Ciclone Harry, sos litorali: stabilimenti sommersi e invasi da detriti, ma le assicurazioni non coprono i danni – VIDEO
Claudia Comida, sindacato balneari: «La ripartenza sarà durissima»
Cagliari Spiagge (temporaneamente cancellate), stabilimenti balneari sommersi da tonnellate di sabbia e dall’acqua: con il passaggio del Ciclone Harry il grido d’allarme arriva soprattutto dai litorali. Dal lungomare Poetto che comprende Cagliari e Quartu a Cala Gonone, costa orientale, dove la burrasca, con onde anomale alte più di sei metri, ha letteralmente devastato il porto. Per non parlare delle meravigliose baie dell’Ogliastra, fra Cala Mariolu e Cala Goloritzè, dove la tempesta si è fatta sentire, nella speranza (ma è quasi una certezza) che la natura restituisca ciò che nei giorni scorsi ha tolto con una forza che, da queste parti, non si era mai vista. Parentesi: le onde, in alcune zone del Mediterraneo, hanno raggiunto i 15 metri.
Claudia Comida, sindacato balneari (Sib Sardegna): «I danni sono ingenti, ma è presto per parlare di cifre. Oltre tutto il danno è stato anche morfologico, molte spiagge per ora sono sparite. Pensare alla ripartenza, per chi era pronto a prepararsi per la stagione sarà difficilissimo. Molte strutture sono seriamente danneggiate, c’è molta preoccupazione anche per quanto riguarda lo spostamento della sabbia e dei detriti, per via delle autorizzazioni e degli iter burocratici che potrebbero avere tempi lunghi. La speranza è che parta presto lo stato di calamità naturale per agire prima possibile. Registriamo una situazione paradossale: abbiamo dovuto contrarre polizze catastrofali che per assurdo non coprono i danni delle mareggiate». Obbligatorie in Italia dal 2024 coprono danni da eventi naturali estremi come terremoti, alluvioni, frane ed esondazioni, proteggendo il patrimonio aziendale. Ma, in questo caso, si parla di mareggiata. Cosa accadrà? Intanto ieri a Roma si sono tenute le prime riunioni a livello nazionale: «Abbiamo fatto il punto anche col ministro Salvini, che ci ha dato garanzie sulla ripartenza».
Le imprese colpite
«Tutte le Imprese, chi più chi meno, sono state colpite.

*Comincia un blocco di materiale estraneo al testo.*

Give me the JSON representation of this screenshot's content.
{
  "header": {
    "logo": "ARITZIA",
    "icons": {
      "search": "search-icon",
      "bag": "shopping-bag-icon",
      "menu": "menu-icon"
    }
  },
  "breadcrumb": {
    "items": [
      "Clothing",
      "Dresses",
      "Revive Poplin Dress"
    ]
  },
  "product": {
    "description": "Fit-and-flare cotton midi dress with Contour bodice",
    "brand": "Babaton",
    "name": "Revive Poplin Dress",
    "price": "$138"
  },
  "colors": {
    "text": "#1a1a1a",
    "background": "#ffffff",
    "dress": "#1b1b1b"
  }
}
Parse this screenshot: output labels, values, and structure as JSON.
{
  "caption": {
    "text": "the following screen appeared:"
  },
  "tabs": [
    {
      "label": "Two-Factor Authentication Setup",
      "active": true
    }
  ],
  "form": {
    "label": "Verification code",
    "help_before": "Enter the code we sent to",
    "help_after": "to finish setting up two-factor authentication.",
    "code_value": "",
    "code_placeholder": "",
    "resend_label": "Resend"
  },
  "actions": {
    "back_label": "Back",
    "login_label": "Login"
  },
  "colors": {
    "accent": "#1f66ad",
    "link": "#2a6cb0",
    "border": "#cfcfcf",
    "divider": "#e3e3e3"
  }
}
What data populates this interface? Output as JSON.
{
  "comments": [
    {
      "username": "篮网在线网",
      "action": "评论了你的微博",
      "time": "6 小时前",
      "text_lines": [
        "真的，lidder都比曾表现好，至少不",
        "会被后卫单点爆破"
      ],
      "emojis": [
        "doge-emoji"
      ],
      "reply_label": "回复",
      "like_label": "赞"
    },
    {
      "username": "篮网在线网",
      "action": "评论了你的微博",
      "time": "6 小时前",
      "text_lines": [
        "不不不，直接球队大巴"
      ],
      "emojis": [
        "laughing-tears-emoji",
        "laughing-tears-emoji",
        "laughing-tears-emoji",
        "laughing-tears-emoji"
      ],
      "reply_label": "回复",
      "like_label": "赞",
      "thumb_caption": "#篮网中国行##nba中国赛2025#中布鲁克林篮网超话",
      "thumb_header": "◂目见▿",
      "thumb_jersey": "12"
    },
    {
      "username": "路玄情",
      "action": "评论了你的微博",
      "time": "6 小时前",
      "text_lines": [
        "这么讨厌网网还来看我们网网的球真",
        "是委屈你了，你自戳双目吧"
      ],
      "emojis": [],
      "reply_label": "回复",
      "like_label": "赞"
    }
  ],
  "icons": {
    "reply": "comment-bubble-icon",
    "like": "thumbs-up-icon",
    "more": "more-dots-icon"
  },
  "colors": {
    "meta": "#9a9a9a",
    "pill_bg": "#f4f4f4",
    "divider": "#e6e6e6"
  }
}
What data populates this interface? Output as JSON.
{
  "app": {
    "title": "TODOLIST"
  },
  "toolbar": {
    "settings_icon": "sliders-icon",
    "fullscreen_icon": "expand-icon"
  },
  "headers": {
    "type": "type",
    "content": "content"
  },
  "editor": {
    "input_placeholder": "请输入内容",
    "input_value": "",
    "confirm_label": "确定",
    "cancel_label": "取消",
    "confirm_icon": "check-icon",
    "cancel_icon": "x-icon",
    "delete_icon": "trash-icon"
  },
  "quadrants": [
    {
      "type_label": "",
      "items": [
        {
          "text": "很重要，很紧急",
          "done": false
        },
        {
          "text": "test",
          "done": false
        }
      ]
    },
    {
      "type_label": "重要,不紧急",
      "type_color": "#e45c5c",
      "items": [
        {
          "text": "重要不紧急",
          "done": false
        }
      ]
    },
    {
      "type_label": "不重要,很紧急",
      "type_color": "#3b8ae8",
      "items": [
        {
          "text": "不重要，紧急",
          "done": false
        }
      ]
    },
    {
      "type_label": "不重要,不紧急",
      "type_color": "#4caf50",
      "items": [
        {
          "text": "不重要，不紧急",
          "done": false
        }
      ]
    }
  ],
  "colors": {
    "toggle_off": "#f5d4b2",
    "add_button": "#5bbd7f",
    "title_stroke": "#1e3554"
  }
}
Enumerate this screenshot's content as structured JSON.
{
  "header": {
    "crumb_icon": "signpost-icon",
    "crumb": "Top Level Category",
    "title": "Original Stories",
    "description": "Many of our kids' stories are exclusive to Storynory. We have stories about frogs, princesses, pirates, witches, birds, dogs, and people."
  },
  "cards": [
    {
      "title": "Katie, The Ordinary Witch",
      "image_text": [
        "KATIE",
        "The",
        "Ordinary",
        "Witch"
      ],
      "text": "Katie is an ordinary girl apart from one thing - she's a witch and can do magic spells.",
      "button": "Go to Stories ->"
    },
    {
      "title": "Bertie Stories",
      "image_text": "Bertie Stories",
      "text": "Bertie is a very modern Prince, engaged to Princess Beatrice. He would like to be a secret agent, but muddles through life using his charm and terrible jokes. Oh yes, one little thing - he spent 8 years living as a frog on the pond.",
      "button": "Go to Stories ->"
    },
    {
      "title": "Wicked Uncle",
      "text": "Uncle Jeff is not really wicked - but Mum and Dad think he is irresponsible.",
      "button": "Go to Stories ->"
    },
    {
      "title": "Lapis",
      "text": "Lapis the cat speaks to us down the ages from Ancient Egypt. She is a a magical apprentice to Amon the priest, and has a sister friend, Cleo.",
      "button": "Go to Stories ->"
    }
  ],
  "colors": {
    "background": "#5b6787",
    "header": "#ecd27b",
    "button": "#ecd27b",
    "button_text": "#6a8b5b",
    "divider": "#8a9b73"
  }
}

Le strutture sono tutte stanziali (visto il Pul vigente) per cui erano tutte in sede.
Gli stabilimenti in muratura credo siano quelli ad aver subito più danni, anche perché ci sarà da ricostruire». Al Poetto, fra i più danneggiati c’è lo stabilimento D’Aquila: «La presenza, l’ascolto e il supporto istituzionale ricevuti rappresentano un segnale importante di responsabilità e sensibilità verso il territorio, le attività che lo animano e le persone che vi lavorano», ha detto l’amministratore dello stabilimento Giampaolo D’Aquila a nome dei soci, dopo il sopralluogo di Protezione civile, Regione e Comune. «Ringraziamo le Istituzioni per aver dimostrato, con i fatti, un impegno reale e una collaborazione che rafforzano il senso di comunità e la fiducia nel percorso di ripartenza».
«Oltre ai danni materiali che dipendono dagli investimenti, credo che il danno aggiuntivo predominante sia dato dal fatto che il contorno paesaggistico è stravolto», prosegue Comida: «ad esempio, a Cagliari, si stima che per tornare allo stato originario bisognerà togliere una superficie di oltre 2500 metri cubi di sabbia.
Un lavoro faraonico senza mezzi meccanici. Tutte le pedane, tutti gli impianti e tutte le attrezzature sono sommersi da almeno un metro di sabbia».
In un ambiente delicato e tutelato come il nostro preoccupano molto le autorizzazioni. A Villasimius, per esempio, il problema principale è l’aspetto paesaggistico dove tutto è stato trasformato completamente fra sabbia dappertutto e migliaia di metri cubi di posidonia spiaggiata».